The application which e.tv will make today in the High Court in Gauteng could once again delay South Africa's switch to DTT, a process known as digital migration.

The added delay at this point wouldn't make any difference however.

South Africa's controversial and long-delayed switch from analogue to digital television is years behind schedule due to government bungling and delays, multiple ministers of communications who came and went, industry infighting over everything from broadcasting standards to decoders, delays with and the multiple reissue of DTT regulations, infighting between broadcasters over encryption and access control as well as problems over everything from set-top box standards to drama around the dubious STB tender process worth billions.

South Africa's shocking and ongoing DTT drama has made it the laughing stock of the world's TV and IT industry for its inability to move forward, with the country which will miss the internationally agreed deadline to complete the switch by June this year - an international deadline from the International Telecommunications Union (ITC).

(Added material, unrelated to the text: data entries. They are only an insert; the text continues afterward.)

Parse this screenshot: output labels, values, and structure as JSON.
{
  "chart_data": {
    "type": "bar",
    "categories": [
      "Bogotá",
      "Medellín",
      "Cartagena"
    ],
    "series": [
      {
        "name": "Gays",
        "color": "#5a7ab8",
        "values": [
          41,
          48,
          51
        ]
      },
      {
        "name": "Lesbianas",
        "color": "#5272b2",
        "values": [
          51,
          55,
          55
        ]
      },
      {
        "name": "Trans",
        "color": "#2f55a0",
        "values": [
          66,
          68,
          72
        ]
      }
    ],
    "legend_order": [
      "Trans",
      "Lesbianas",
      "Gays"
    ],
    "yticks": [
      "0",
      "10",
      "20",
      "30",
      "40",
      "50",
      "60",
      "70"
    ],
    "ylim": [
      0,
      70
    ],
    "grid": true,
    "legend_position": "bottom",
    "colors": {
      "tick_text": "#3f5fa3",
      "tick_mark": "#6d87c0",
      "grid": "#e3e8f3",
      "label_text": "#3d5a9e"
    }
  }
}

It will take South Africa at least three to five years to complete the switch once the commercial process of DTT starts, and with less than two months before the deadline to complete the switch, South Africa hasn't yet started.

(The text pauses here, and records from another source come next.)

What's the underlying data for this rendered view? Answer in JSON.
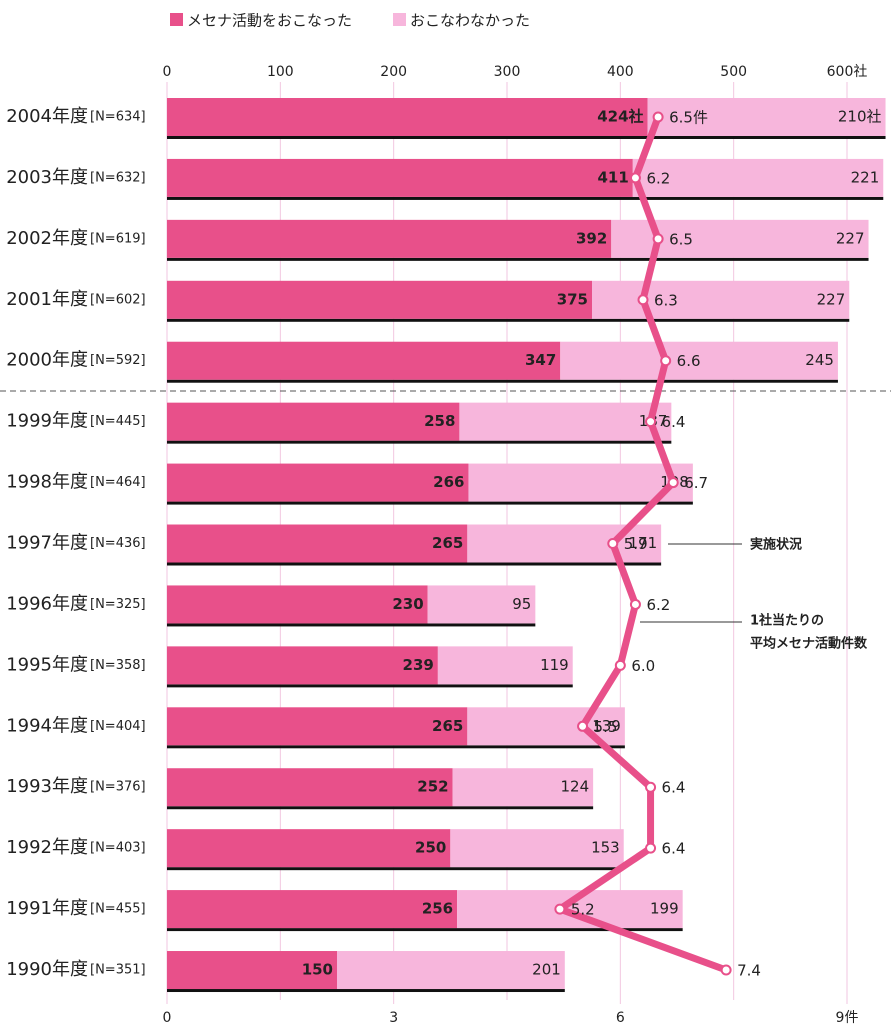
{
  "chart_data": {
    "type": "stacked-bar-line",
    "categories": [
      "2004年度",
      "2003年度",
      "2002年度",
      "2001年度",
      "2000年度",
      "1999年度",
      "1998年度",
      "1997年度",
      "1996年度",
      "1995年度",
      "1994年度",
      "1993年度",
      "1992年度",
      "1991年度",
      "1990年度"
    ],
    "n_labels": [
      "[N=634]",
      "[N=632]",
      "[N=619]",
      "[N=602]",
      "[N=592]",
      "[N=445]",
      "[N=464]",
      "[N=436]",
      "[N=325]",
      "[N=358]",
      "[N=404]",
      "[N=376]",
      "[N=403]",
      "[N=455]",
      "[N=351]"
    ],
    "series": [
      {
        "name": "メセナ活動をおこなった",
        "color": "#e8508a",
        "values": [
          424,
          411,
          392,
          375,
          347,
          258,
          266,
          265,
          230,
          239,
          265,
          252,
          250,
          256,
          150
        ],
        "value_labels": [
          "424社",
          "411",
          "392",
          "375",
          "347",
          "258",
          "266",
          "265",
          "230",
          "239",
          "265",
          "252",
          "250",
          "256",
          "150"
        ]
      },
      {
        "name": "おこなわなかった",
        "color": "#f7b6dc",
        "values": [
          210,
          221,
          227,
          227,
          245,
          187,
          198,
          171,
          95,
          119,
          139,
          124,
          153,
          199,
          201
        ],
        "value_labels": [
          "210社",
          "221",
          "227",
          "227",
          "245",
          "187",
          "198",
          "171",
          "95",
          "119",
          "139",
          "124",
          "153",
          "199",
          "201"
        ]
      },
      {
        "axis": "x2",
        "color": "#e8508a",
        "values": [
          6.5,
          6.2,
          6.5,
          6.3,
          6.6,
          6.4,
          6.7,
          5.9,
          6.2,
          6.0,
          5.5,
          6.4,
          6.4,
          5.2,
          7.4
        ],
        "value_labels": [
          "6.5件",
          "6.2",
          "6.5",
          "6.3",
          "6.6",
          "6.4",
          "6.7",
          "5.9",
          "6.2",
          "6.0",
          "5.5",
          "6.4",
          "6.4",
          "5.2",
          "7.4"
        ]
      }
    ],
    "xlim": [
      0,
      600
    ],
    "xticks": [
      0,
      100,
      200,
      300,
      400,
      500,
      {
        "value": 600,
        "label": "600社"
      }
    ],
    "x2lim": [
      0,
      9
    ],
    "x2ticks": [
      0,
      3,
      6,
      {
        "value": 9,
        "label": "9件"
      }
    ],
    "annotations": [
      "実施状況",
      "1社当たりの",
      "平均メセナ活動件数"
    ],
    "grid": true
  }
}
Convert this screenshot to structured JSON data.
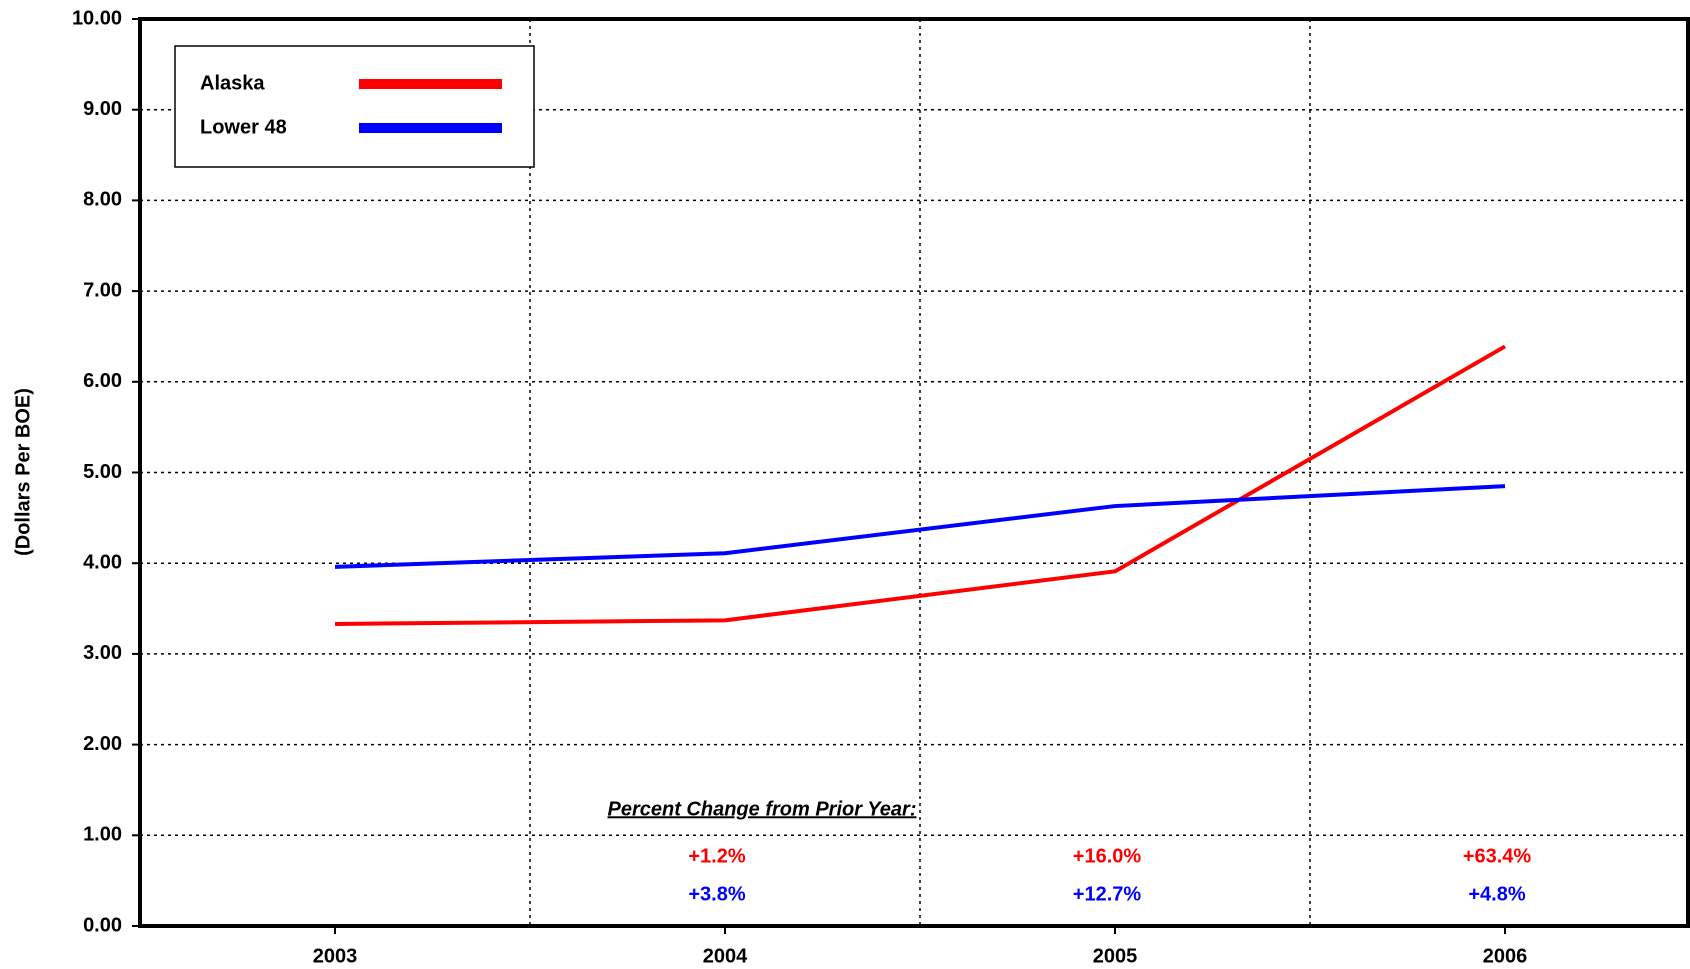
{
  "chart_data": {
    "type": "line",
    "y_label": "(Dollars Per BOE)",
    "categories": [
      "2003",
      "2004",
      "2005",
      "2006"
    ],
    "series": [
      {
        "name": "Alaska",
        "color": "#ff0000",
        "values": [
          3.33,
          3.37,
          3.91,
          6.39
        ],
        "change_labels": [
          null,
          "+1.2%",
          "+16.0%",
          "+63.4%"
        ]
      },
      {
        "name": "Lower 48",
        "color": "#0000ff",
        "values": [
          3.96,
          4.11,
          4.63,
          4.85
        ],
        "change_labels": [
          null,
          "+3.8%",
          "+12.7%",
          "+4.8%"
        ]
      }
    ],
    "annotation": "Percent Change from Prior Year:",
    "ylim": [
      0,
      10
    ],
    "yticks": [
      {
        "value": 0,
        "label": "0.00"
      },
      {
        "value": 1,
        "label": "1.00"
      },
      {
        "value": 2,
        "label": "2.00"
      },
      {
        "value": 3,
        "label": "3.00"
      },
      {
        "value": 4,
        "label": "4.00"
      },
      {
        "value": 5,
        "label": "5.00"
      },
      {
        "value": 6,
        "label": "6.00"
      },
      {
        "value": 7,
        "label": "7.00"
      },
      {
        "value": 8,
        "label": "8.00"
      },
      {
        "value": 9,
        "label": "9.00"
      },
      {
        "value": 10,
        "label": "10.00"
      }
    ],
    "grid": true,
    "legend": "upper left"
  }
}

It will cost South Africa billions with millions of South African TV households who will have to pay around R700 to R800 each to buy a new STB to continue to receive TV signals, a switch experts are describing as the next looming e-tolls scandal.

Only the poorest of households will be subsidised and the South African government wants to use the South African Post Office to distribute the STB.

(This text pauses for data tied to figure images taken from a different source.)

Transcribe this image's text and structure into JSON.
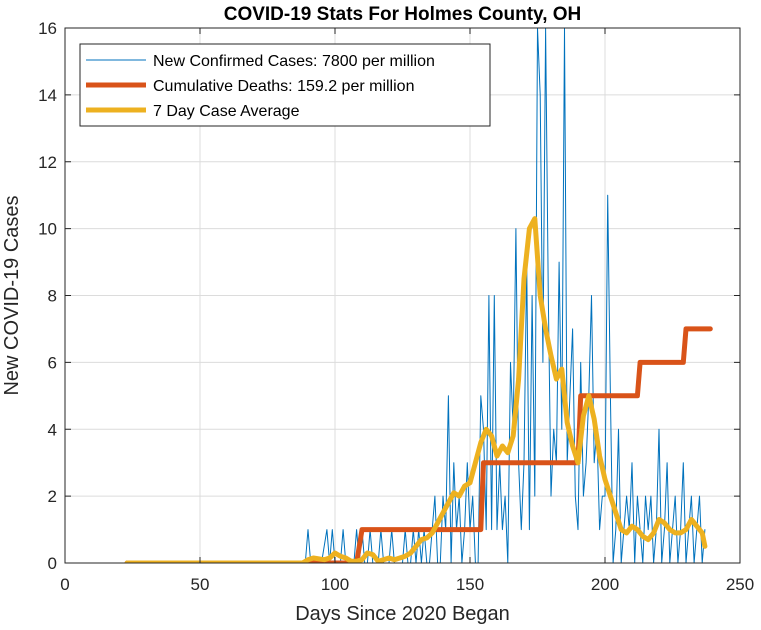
{
  "chart_data": {
    "type": "line",
    "title": "COVID-19 Stats For Holmes County, OH",
    "xlabel": "Days Since 2020 Began",
    "ylabel": "New COVID-19 Cases",
    "xlim": [
      0,
      250
    ],
    "ylim": [
      0,
      16
    ],
    "xticks": [
      0,
      50,
      100,
      150,
      200,
      250
    ],
    "yticks": [
      0,
      2,
      4,
      6,
      8,
      10,
      12,
      14,
      16
    ],
    "grid": true,
    "legend_position": "top-left",
    "series": [
      {
        "name": "New Confirmed Cases: 7800 per million",
        "color": "#0072BD",
        "style": "thin",
        "x": [
          23,
          30,
          40,
          50,
          60,
          70,
          80,
          87,
          88,
          89,
          90,
          91,
          92,
          95,
          97,
          98,
          99,
          100,
          101,
          102,
          103,
          104,
          105,
          106,
          107,
          108,
          109,
          110,
          111,
          112,
          113,
          114,
          115,
          116,
          117,
          118,
          119,
          120,
          121,
          122,
          123,
          124,
          125,
          126,
          127,
          128,
          129,
          130,
          131,
          132,
          133,
          134,
          135,
          136,
          137,
          138,
          139,
          140,
          141,
          142,
          143,
          144,
          145,
          146,
          147,
          148,
          149,
          150,
          151,
          152,
          153,
          154,
          155,
          156,
          157,
          158,
          159,
          160,
          161,
          162,
          163,
          164,
          165,
          166,
          167,
          168,
          169,
          170,
          171,
          172,
          173,
          174,
          175,
          176,
          177,
          178,
          179,
          180,
          181,
          182,
          183,
          184,
          185,
          186,
          187,
          188,
          189,
          190,
          191,
          192,
          193,
          194,
          195,
          196,
          197,
          198,
          199,
          200,
          201,
          202,
          203,
          204,
          205,
          206,
          207,
          208,
          209,
          210,
          211,
          212,
          213,
          214,
          215,
          216,
          217,
          218,
          219,
          220,
          221,
          222,
          223,
          224,
          225,
          226,
          227,
          228,
          229,
          230,
          231,
          232,
          233,
          234,
          235,
          236,
          237
        ],
        "y": [
          0,
          0,
          0,
          0,
          0,
          0,
          0,
          0,
          0,
          0,
          1,
          0,
          0,
          0,
          1,
          0,
          1,
          0,
          0,
          0,
          1,
          0,
          0,
          0,
          0,
          1,
          0,
          1,
          0,
          0,
          1,
          0,
          0,
          0,
          1,
          0,
          0,
          0,
          1,
          0,
          0,
          0,
          0,
          1,
          0,
          0,
          1,
          0,
          1,
          0,
          1,
          0,
          0,
          1,
          2,
          0,
          0,
          2,
          1,
          5,
          0,
          3,
          1,
          2,
          0,
          1,
          3,
          1,
          2,
          0,
          0,
          5,
          4,
          1,
          8,
          1,
          8,
          1,
          3,
          1,
          2,
          0,
          6,
          4,
          10,
          3,
          1,
          3,
          9,
          1,
          8,
          2,
          16,
          14,
          6,
          16,
          8,
          2,
          4,
          3,
          9,
          4,
          16,
          3,
          5,
          7,
          2,
          1,
          6,
          2,
          3,
          5,
          8,
          3,
          4,
          1,
          2,
          2,
          11,
          5,
          0,
          1,
          4,
          0,
          1,
          2,
          1,
          3,
          0,
          2,
          1,
          0,
          2,
          1,
          2,
          0,
          1,
          4,
          0,
          1,
          3,
          0,
          1,
          2,
          0,
          1,
          3,
          0,
          1,
          2,
          0,
          1,
          2,
          0,
          1
        ]
      },
      {
        "name": "Cumulative Deaths: 159.2 per million",
        "color": "#D95319",
        "style": "thick",
        "x": [
          23,
          104,
          108,
          110,
          154,
          155,
          190,
          191,
          212,
          213,
          229,
          230,
          239
        ],
        "y": [
          0,
          0,
          0,
          1,
          1,
          3,
          3,
          5,
          5,
          6,
          6,
          7,
          7
        ]
      },
      {
        "name": "7 Day Case Average",
        "color": "#EDB120",
        "style": "thick",
        "x": [
          23,
          40,
          60,
          80,
          88,
          90,
          92,
          96,
          98,
          100,
          102,
          104,
          106,
          108,
          110,
          112,
          114,
          116,
          118,
          120,
          122,
          124,
          126,
          128,
          130,
          132,
          134,
          136,
          138,
          140,
          142,
          144,
          146,
          148,
          150,
          152,
          154,
          156,
          158,
          160,
          162,
          164,
          166,
          168,
          170,
          172,
          174,
          176,
          178,
          180,
          182,
          184,
          186,
          188,
          190,
          192,
          194,
          196,
          198,
          200,
          202,
          204,
          206,
          208,
          210,
          212,
          214,
          216,
          218,
          220,
          222,
          224,
          226,
          228,
          230,
          232,
          234,
          236,
          237
        ],
        "y": [
          0,
          0,
          0,
          0,
          0,
          0.1,
          0.15,
          0.1,
          0.15,
          0.3,
          0.2,
          0.15,
          0.05,
          0.05,
          0.1,
          0.3,
          0.25,
          0.05,
          0.1,
          0.15,
          0.1,
          0.15,
          0.2,
          0.3,
          0.5,
          0.7,
          0.75,
          0.9,
          1.2,
          1.5,
          1.8,
          2.1,
          2.0,
          2.3,
          2.4,
          3.0,
          3.6,
          4.0,
          3.8,
          3.2,
          3.5,
          3.3,
          3.8,
          5.5,
          8.5,
          10.0,
          10.3,
          8.0,
          7.0,
          6.2,
          5.5,
          5.8,
          4.2,
          3.5,
          3.0,
          4.4,
          5.0,
          4.3,
          3.2,
          2.5,
          2.0,
          1.5,
          1.0,
          0.9,
          1.1,
          1.0,
          0.8,
          0.7,
          0.9,
          1.3,
          1.2,
          1.0,
          0.9,
          0.9,
          1.0,
          1.3,
          1.1,
          0.9,
          0.5
        ]
      }
    ]
  }
}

Serious questions are being raised over the dramatic underfunding and DTT budget shortfall, with experts asking where the billions of rand will be coming for to enable to subsidising of STBs the government envisions.

With all these ongoing DTT issues swirling, e.tv, the Sabido-run free-to-air broadcaster, is still adamant that it wants the STBs to have the ability to encrypt broadcast signals and wants a control system in the boxes to be made mandatory.

e.tv considers it essential to be able to encrypt its broadcast signal "primarily because this would prevent non-compliant STBs from receiving digital broadcast signals, thereby ensuring a uniform and reliable viewing experience".

e.tv says without this, it is unlikely that e.tv in the future will be able to offer high definition (HD) TV channels.

The SABC, MultiChoice which runs DStv, M-Net and community TV stations in South Africa doesn't want it. Earlier this year Faith Muthambi said STBs won't run encrypted TV signals and that the STB control system shall be non-mandatory.

e.tv is now taking Faith Muthambi to court, and will argue that it is unlawful for Faith Muthambi to "make decisions on certain key critical technical issues that affect free-to-air broadcasters".

"The minister and cabinet have repeatedly stated that they wished to respect the right of individual broadcasters to decide for themselves whether to encrypt their signals. However the effect of the policy is precisely the opposite," says Mark Rosin, e.tv's chief operating officer (COO).

"What e.tv seeks to ensure is that the broadcasting digital migration policy does not prevent us making our own decision regarding encryption of our broadcast signal".

"In one provision the minister purports to allow broadcasters the right to make their own decisions on the question of encryption. But in another adjacent provision, the minister renders this right entirely nugatory and meaningless by stating that the 5 million government subsidised STBs shall not have the capacity to encrypt," says Mark Rosin.

"e.tv also accepts that it is important that the digital migration process begin and conclude as soon as possible so that the benefits of the digital migration process can be realised."

"For that reason e.tv contends that it is important that finality be obtained as soon as possible on the lawfulness of certain provisions and that its application must therefore be dealt with as one of urgency".